Alberta's oil companies are not being charged near enough to cover the cost of cleaning up orphan oil and gas wells, says a new report.
Coalition for Responsible Energy (C4RE) commissioned a report by liabilities regulation expert Drew Yewchuk that says this year's $144.5 million levy to oil and gas companies for the orphan well fund will cover less than a quarter of actual cleanup costs.
The Orphan Well Association (OWA) is funded by industry and is responsible for cleaning up wells and other energy industry infrastructure if owners become bankrupt or insolvent and cannot meet cleanup and reclamation obligations. Alberta Energy Regulator (AER) sets the annual levy that must be approved by the province.
It is a system meant to shield taxpayers from picking up the cost of cleaning up the energy industry's mess.
C4RE says that by OWA's own estimates there were $862 million worth of cleanup costs on the books as of 2023-24, leaving a $715 million shortfall based on the $144 million levy. That math does not include the estimated billions of future cleanup costs for inactive wells, many of which are likely to be added to OWA's list in future years, says C4RE.
Red Deer resident and C4RE member Mark Dorin said the "orphan fund exists to protect Albertans from bearing the costs of a reckless industry, but it only works if the AER sets an appropriate levy and forces these companies to pay whey they owe.

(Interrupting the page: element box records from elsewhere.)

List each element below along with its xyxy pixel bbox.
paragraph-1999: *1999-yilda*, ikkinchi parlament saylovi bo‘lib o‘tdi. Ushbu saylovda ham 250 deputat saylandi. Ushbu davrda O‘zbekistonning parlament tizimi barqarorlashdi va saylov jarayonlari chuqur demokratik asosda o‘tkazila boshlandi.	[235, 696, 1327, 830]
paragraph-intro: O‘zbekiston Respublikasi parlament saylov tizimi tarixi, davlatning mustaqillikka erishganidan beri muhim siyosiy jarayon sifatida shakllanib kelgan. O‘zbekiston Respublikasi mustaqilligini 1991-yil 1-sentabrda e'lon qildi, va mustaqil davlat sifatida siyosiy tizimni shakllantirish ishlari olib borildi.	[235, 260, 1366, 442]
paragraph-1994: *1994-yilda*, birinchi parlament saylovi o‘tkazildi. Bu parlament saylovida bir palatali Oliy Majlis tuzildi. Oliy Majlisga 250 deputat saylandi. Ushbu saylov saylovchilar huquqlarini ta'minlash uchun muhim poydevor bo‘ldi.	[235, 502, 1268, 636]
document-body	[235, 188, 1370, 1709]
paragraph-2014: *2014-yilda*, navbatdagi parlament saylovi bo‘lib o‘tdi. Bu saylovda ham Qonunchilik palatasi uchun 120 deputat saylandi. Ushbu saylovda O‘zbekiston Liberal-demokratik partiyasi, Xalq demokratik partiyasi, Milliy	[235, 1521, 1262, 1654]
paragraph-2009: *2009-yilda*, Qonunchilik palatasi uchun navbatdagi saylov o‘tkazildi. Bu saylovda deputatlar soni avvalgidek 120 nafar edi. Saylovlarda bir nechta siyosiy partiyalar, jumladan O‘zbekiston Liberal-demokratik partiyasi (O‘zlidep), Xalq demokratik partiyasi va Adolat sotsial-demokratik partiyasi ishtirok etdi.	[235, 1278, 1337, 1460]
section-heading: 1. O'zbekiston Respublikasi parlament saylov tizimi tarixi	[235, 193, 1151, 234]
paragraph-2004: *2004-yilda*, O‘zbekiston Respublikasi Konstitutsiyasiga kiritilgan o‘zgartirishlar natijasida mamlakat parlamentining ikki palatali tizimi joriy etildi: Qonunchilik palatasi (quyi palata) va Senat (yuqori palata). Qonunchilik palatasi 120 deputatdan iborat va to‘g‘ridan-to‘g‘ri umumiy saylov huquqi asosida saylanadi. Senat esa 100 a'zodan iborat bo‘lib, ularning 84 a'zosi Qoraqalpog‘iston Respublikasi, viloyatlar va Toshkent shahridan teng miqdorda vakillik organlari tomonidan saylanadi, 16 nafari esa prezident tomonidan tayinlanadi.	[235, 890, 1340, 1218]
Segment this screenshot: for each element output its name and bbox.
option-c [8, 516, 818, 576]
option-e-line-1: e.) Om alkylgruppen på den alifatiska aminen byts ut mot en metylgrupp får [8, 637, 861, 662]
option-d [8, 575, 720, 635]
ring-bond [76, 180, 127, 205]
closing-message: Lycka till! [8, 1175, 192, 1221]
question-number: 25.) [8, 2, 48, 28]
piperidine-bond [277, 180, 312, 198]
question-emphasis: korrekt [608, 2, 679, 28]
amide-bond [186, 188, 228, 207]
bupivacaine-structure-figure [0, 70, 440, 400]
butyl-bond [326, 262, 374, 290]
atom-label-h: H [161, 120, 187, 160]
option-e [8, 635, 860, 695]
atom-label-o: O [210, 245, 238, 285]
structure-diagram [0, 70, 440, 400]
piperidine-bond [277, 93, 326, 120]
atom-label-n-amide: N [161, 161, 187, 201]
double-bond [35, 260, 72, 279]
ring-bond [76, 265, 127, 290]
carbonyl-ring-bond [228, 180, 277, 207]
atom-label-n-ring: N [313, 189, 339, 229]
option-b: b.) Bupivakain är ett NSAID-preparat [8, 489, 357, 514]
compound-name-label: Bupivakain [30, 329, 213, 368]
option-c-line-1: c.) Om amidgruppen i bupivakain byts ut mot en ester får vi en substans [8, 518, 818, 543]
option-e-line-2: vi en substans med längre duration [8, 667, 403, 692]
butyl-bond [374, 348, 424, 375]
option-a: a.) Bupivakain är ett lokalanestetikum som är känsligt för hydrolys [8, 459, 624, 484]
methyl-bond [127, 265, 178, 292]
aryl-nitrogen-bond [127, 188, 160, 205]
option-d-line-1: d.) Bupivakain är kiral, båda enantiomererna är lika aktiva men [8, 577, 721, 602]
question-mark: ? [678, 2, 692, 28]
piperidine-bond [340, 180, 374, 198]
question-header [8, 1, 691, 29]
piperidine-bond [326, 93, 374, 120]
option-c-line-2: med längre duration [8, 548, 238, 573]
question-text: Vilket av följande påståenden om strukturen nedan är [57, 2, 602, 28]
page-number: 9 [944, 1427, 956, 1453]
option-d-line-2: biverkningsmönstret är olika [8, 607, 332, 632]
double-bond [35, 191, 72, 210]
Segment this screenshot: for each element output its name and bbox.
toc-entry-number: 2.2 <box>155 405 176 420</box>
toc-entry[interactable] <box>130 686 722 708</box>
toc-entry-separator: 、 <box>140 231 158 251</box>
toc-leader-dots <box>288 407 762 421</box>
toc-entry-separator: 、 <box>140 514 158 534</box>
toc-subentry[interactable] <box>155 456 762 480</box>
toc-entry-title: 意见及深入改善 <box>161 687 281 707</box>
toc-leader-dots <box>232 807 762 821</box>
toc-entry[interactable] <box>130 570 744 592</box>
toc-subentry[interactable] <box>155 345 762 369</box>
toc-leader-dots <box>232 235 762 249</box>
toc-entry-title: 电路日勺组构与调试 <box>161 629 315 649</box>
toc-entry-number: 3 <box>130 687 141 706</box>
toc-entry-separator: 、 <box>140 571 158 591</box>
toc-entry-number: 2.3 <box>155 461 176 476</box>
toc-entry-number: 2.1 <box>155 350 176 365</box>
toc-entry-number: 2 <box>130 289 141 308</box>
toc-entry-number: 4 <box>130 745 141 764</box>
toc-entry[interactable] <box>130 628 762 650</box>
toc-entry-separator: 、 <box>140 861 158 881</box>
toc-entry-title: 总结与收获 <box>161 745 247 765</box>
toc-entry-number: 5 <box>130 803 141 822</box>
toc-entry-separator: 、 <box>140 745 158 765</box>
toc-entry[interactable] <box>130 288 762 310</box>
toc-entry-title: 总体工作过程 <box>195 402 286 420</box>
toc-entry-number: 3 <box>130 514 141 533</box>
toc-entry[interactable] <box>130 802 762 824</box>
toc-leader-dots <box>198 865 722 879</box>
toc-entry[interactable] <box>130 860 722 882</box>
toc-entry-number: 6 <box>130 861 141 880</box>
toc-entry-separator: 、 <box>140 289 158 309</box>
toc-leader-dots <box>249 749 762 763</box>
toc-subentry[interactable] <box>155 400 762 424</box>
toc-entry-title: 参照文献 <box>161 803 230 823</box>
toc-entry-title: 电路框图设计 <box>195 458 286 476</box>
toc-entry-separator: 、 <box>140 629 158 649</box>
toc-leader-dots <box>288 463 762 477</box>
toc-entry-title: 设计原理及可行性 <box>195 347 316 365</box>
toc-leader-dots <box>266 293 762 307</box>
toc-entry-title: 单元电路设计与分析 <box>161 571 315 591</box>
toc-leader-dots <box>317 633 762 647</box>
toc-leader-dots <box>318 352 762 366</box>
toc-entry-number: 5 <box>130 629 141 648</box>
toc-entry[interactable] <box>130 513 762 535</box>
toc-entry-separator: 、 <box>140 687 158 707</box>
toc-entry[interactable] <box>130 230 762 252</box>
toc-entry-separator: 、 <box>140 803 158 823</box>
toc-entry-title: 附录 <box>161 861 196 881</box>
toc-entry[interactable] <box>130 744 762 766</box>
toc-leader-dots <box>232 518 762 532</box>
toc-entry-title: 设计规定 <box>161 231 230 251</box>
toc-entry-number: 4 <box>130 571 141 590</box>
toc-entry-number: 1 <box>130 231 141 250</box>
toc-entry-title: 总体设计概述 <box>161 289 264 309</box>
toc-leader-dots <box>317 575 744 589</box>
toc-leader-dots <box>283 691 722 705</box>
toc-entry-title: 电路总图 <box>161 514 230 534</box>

"It's time for Albertans to hold our government and our regulator accountable to protecting taxpayers, landowners and the environment and ensure they make polluters pay," said Dorin, who is also a founding member of another group Polluter Pay Federation, which has pressured the government and regulators to hold oil and gas companies accountable for their messes.
Yewchuk's report calls for the levy to be increased to cover the full $862 million liability to address the "alarming pattern of under-funding at the industry-controlled Orphan Well Association as a result of of successive annual levies that were insufficient to to cover existing cleanup costs."
C4RE has also filed two appeals against the AER, a regulatory appeal and a formal request for reconsideration on behalf of Two Hills-area landowner Dwight Popowich. The filing argues the orphan well levy is too low to cover the cost of the backlog, including a well on his property drilled by bankrupt Sequoia Resources and which may not be cleaned up for years. Sequoia's bankruptcy added 2,500 wells to the OWA's inventory.
Energy and Minerals Minister Brian Jean said in a statement that every oil- and gas-producing jurisdiction is facing the cleanup issue and the province is "committed to addressing this challenge head on while ensuring the polluter pays principle."
The orphan well levy was increased this year to $145 million from $135 million. The program has decommissioned more wells in the last five years than at any time in its history, and the OWA closed 622 sites in 2023-24, a 44 per cent increase over the previous year.